Women’s Constitutional Convention 2002

Held on 11-13 June 2002 in Canberra to mark the centenary of the passing of the Bill in the federal parliament on 12 June 1902 which gave all women citizens (thus excluding Indigenous women who did not get the franchise until 1962) the right to vote in federal elections.

The second Women’s Constitutional Convention was attended by 120 women from around the country. For full coverage of the Convention, papers and full Convention outcomes, visit the WCC 2002 website at www.wcc2002.asn.au and find Bulletin 6.

Outcomes which relate to the Republic and constitutional change are reproduced below:

Convention Statement – endorsed by the delegates in attendance on 13 June 2002.

Women living democracy supporting, sustaining and recognising women’s full participation in political, economic, social and cultural life.

  1. The winning of the right to vote and stand for Parliament by all women in Australia has not translated into equal political influence or equal access to political office. Indigenous women and their communities have been most seriously affected.
  2. Women are still under-represented in access to elected office at all levels in Australia and women remain under-represented among appointed and invited office holders.
  3. At the same time, women have an undiminished will to participate fully, to speak and be heard, to play a decision-making role and to be involved in the full breadth of social, political, economic and cultural life.
  4. Many women, therefore, feel extremely frustrated by the narrowness and exclusivity of Australian political life. There is a strong feeling that our public institutions need new voices, fresh imagination and new skills.
  5. Women insist on entering fully into the entire democratic process of agenda setting, decision-making and decision implementation. Women aim to find ways to increase their political influence, power and resources.
  6. The women from all walks of life, from all Australian states and territories, who have gathered at this Convention, believe in and will work for three broad, over-arching objectives:
    1. The promotion of deeper and broader public conversations about our democracy, that include education about the current Australian Constitution and recognition of women’s visions for full participation in our future.
    2. Human rights commitments and processes must be strengthened for all women and specific rights for women must be formulated
    3. Democratic institutions and practices must be fully inclusive, responsible and operate with full respect for the community.
  7. We commit to continually trying to broaden and enrich Australian public debate and the inclusion of those who have little public voice.
  8. We ask that the next Women’s Constitutional Convention again consider ways of deepening Australian democracy, so that it works fully and effectively for all women.
  9. We trust the women to:
  10. We trust the women in political parties, the media, Parliament, the Executive, the judiciary and everywhere in political life. We call on them to keep our trust – and to themselves recognise, sustain and trust the women.

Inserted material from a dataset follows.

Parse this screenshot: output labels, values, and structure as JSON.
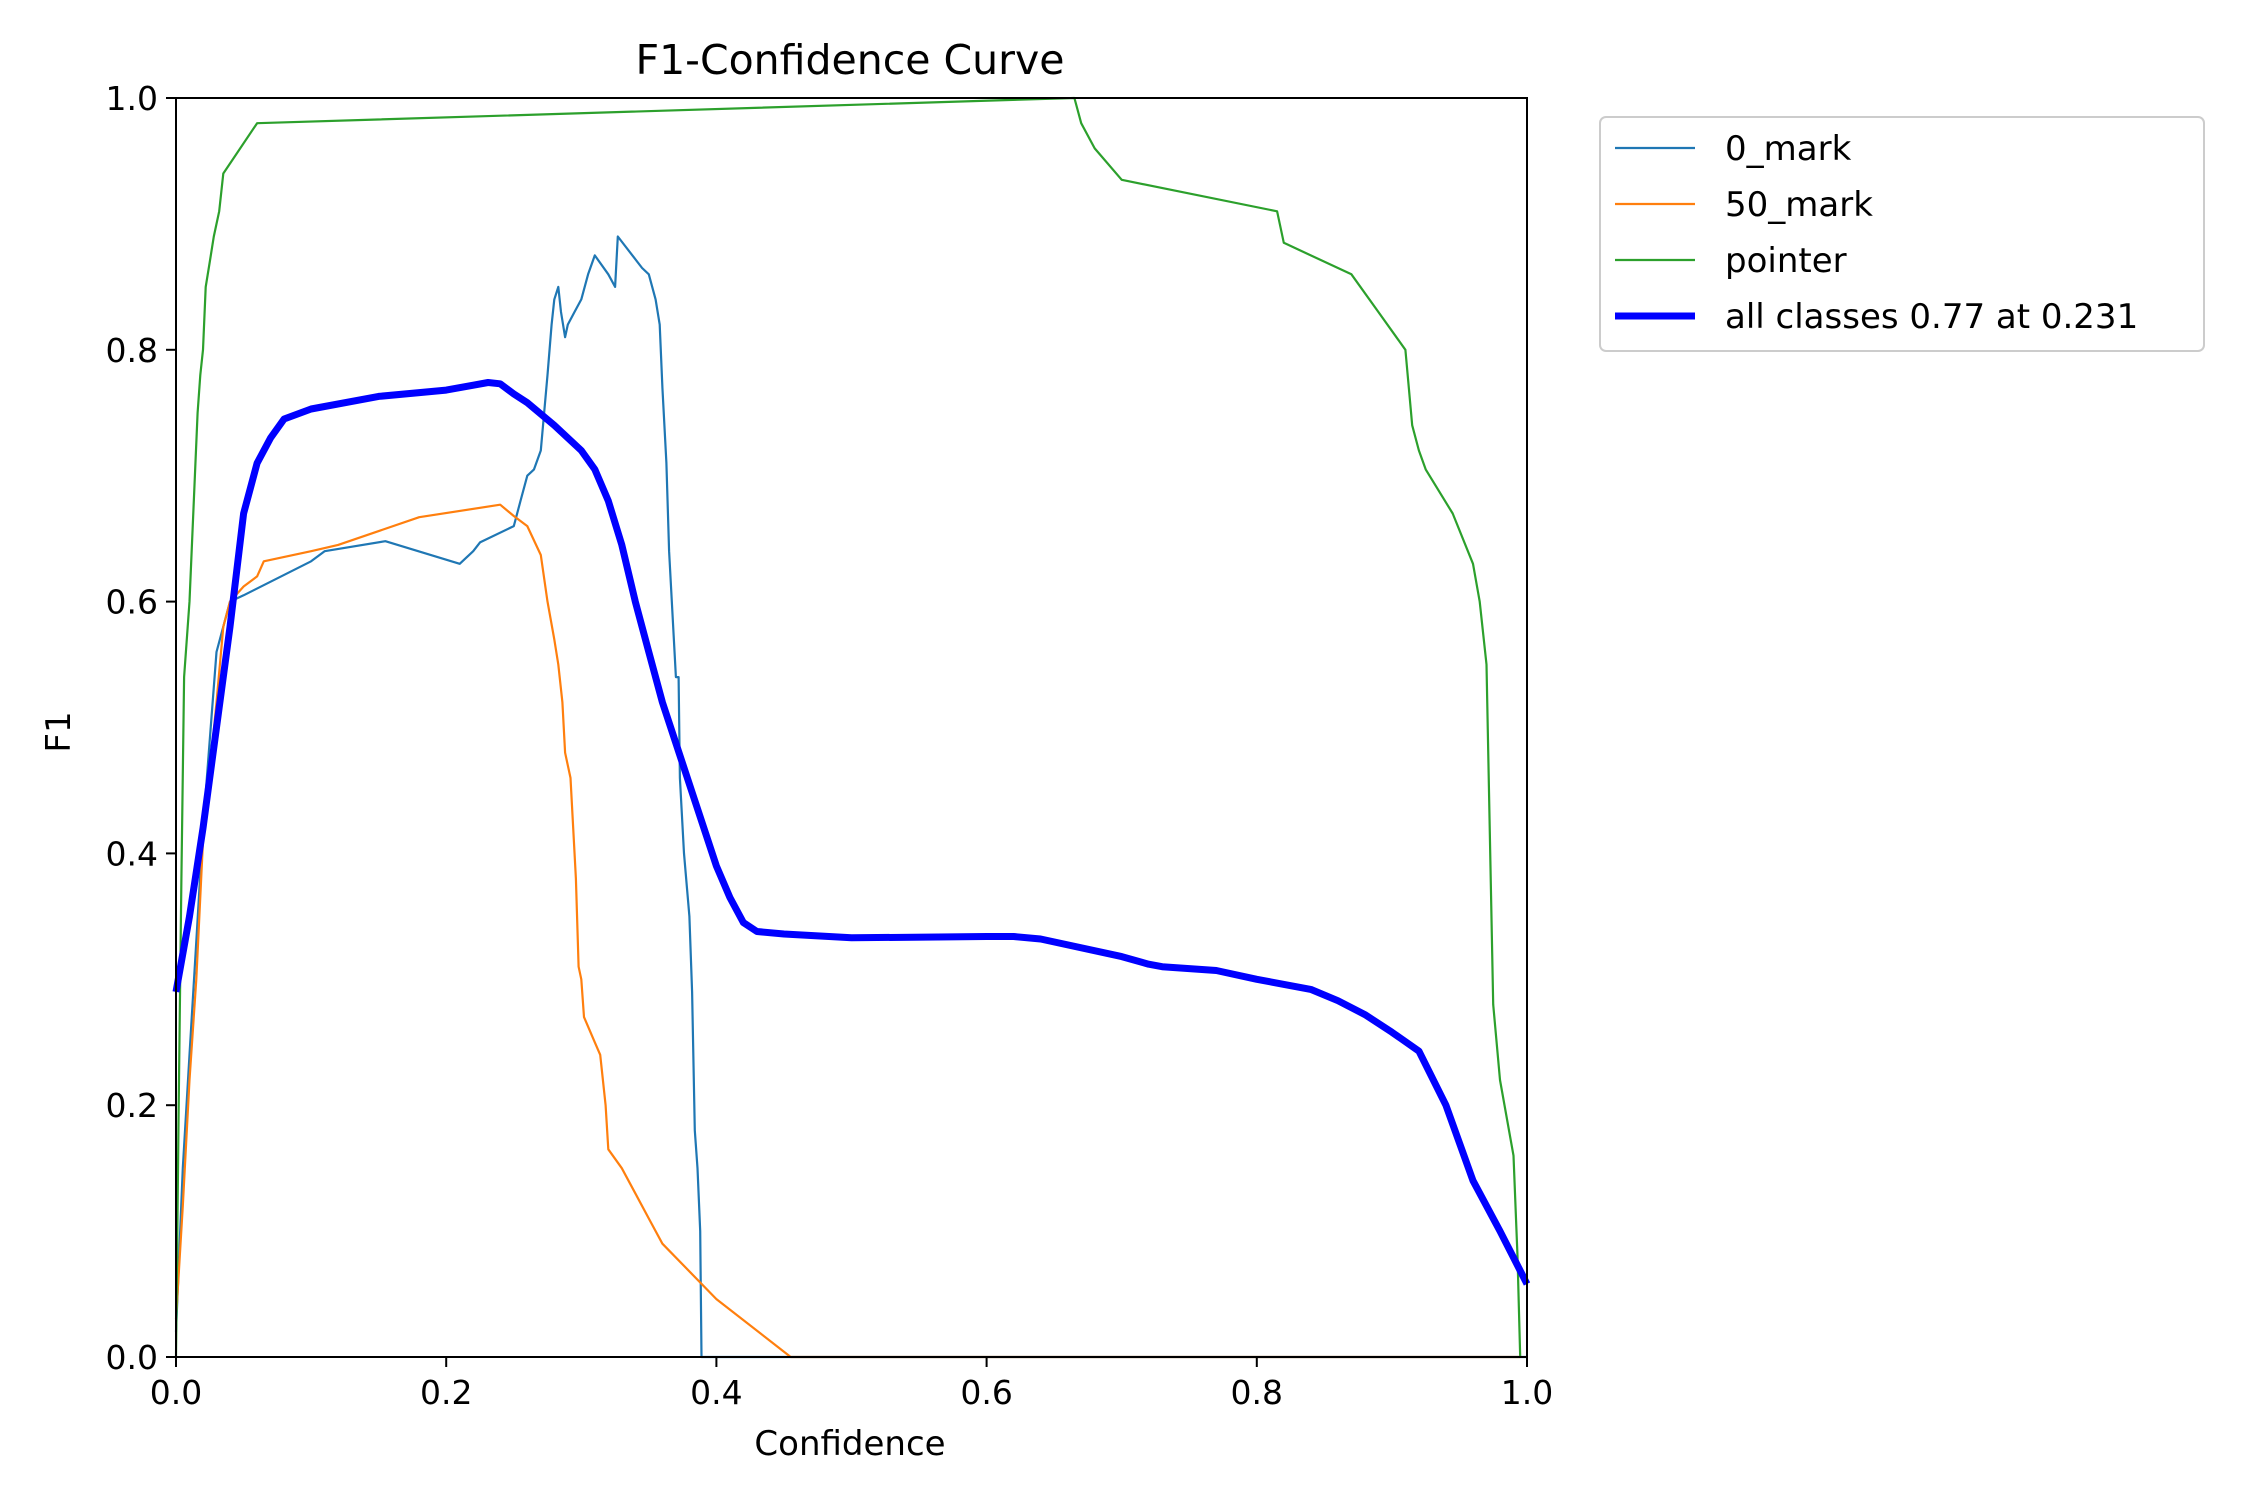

 Action issues emerging from workshop discussions:


A new written preamble to the Constitution should be written, based on inclusive principles and formulated in consultation with key stakeholders, such as Indigenous peoples, republicans and women and men of Australia.

The right to vote should be entrenched in the Constitution.

Any Bill of Rights must include positive, sex specific rights, not merely universal human rights or anti-discrimination legislation.

In debate on a Bill of Rights, Australian women should argue for the inclusion of explicit clauses on the right to bodily and psychological integrity, including autonomy in their choice of maternity and control over reproduction.


A job description for head of state, which accords with feminist principles, should be written.

Women-friendly processes should be established for selection of the head of state

The republican movement needs women to work for constitutional reform, which might take a variety of directions.

Equal input from women in the development of a republic should be apparent at every stage of the process.